172pp., illus., map, paperback, Johannesburg, 2023
weNkosi takes as his starting point the 1959 potato boycott, which came about as a result of rumours that potatoes dug out of the soil from the farms in the Bethal district of Mpumalanga were in fact human heads. Journalists such as Ruth First and Henry Nxumalo went to Bethal to cover these stories and revealed horrific accounts of abuse and routine killings of Black farmworkers by white Afrikaners.

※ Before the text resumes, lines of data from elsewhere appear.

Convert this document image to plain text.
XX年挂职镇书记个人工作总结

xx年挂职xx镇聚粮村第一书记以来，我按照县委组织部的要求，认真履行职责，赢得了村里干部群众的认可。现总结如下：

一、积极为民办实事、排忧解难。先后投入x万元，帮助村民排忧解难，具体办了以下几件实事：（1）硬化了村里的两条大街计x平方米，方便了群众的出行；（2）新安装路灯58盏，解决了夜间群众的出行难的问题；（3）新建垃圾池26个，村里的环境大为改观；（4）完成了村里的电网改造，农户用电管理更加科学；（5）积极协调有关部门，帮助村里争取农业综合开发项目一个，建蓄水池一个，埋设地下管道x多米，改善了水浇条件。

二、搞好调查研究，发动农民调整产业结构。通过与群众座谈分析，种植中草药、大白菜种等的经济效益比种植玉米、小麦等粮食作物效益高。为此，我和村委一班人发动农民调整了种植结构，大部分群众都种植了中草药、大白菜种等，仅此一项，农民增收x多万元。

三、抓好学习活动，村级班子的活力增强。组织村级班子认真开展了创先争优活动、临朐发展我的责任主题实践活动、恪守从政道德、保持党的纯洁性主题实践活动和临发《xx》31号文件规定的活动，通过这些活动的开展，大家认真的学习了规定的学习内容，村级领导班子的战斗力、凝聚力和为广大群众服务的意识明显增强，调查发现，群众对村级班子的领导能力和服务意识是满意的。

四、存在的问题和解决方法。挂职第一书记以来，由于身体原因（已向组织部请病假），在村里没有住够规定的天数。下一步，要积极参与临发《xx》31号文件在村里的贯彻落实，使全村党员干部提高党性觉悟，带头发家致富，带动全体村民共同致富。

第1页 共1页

"These Potatoes Look Like Humans inscribes Bethal in history like no work has done before. weNkosi is part of a young generation of scholars doing the hard, unsexy work of theorising and witnessing the lives of those dispossessed in history and the present. His exploration of Black life on South Africa’s farmlands illuminates new understandings of the meaning of land and the repercussions of dispossession." Hugo ka Canham, Professor at the Institute for Social and Health Sciences, University of South Africa, and the author of Riotous Deathscapes
"Written with force and clarity, These Potatoes Look Like Humans extends our understandings of land, racialised dispossession and violence in important new directions." Gillian Hart, Professor Emerita at the University of California, Berkeley, and Distinguished Professor at the University of the Witwatersrand
uMbuso weNkosi is a lecturer in the Department of Sociology at the University of Pretoria.